O parlamentar alagoano finalizou o parecer durante a madrugada, apresentando um volume substancial de 4.400 páginas. O texto pede que cerca de 220 pessoas sejam indiciadas criminalmente pela participação direta nas cobranças não autorizadas.
A investigação focou em entidades associativas que lucravam através de fragilidades sistêmicas na Previdência Social.
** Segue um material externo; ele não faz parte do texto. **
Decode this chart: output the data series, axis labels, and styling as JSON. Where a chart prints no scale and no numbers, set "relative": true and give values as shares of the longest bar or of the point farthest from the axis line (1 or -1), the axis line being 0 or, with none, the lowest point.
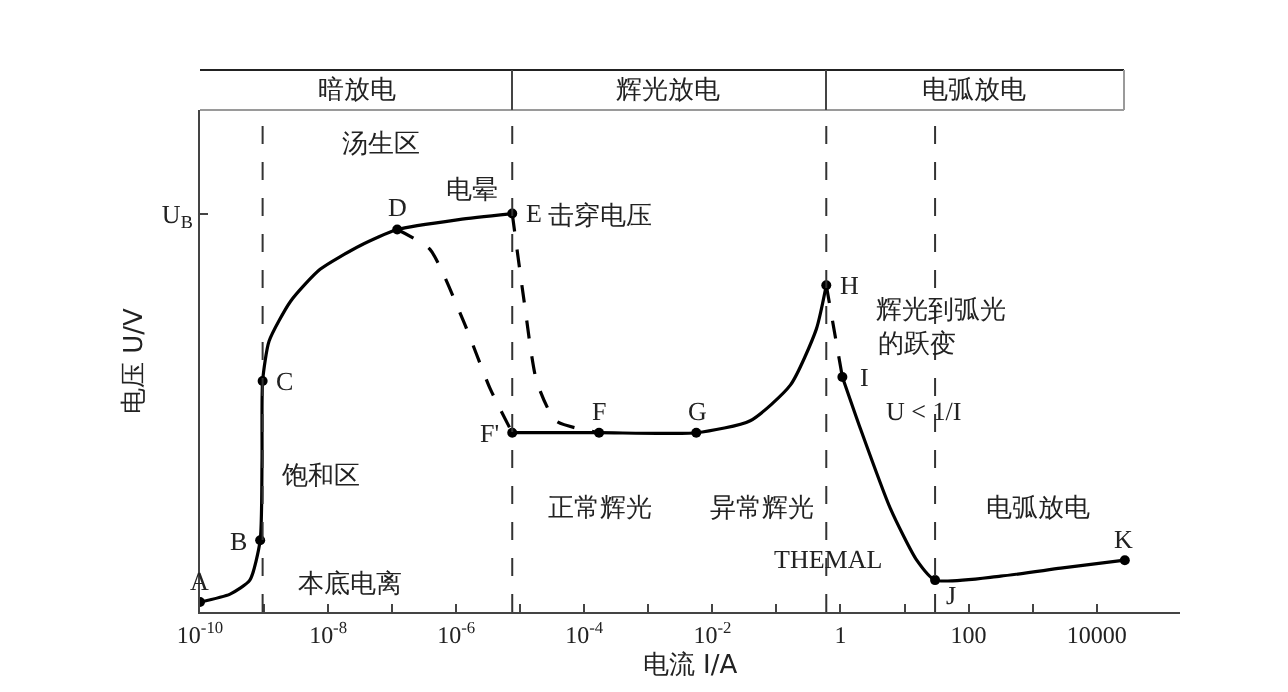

Estima-se que as movimentações financeiras indevidas alcancem cifras bilionárias, lesando beneficiários em todo o território nacional através de fraudes contratuais e falta de fiscalização.
O encerramento dos trabalhos ocorre após o Supremo Tribunal Federal barrar a prorrogação do colegiado por decisão majoritária. Com o prazo se esgotando legalmente neste sábado, a presidência da comissão trabalha em ritmo de urgência para garantir a análise do documento.
Caso haja pedidos de vista por parte de outros parlamentares, o senador Carlos Viana confirmou uma nova convocação extraordinária. Se aprovado, o relatório será encaminhado ao Ministério Público Federal para que as devidas ações penais sejam iniciadas contra os investigados.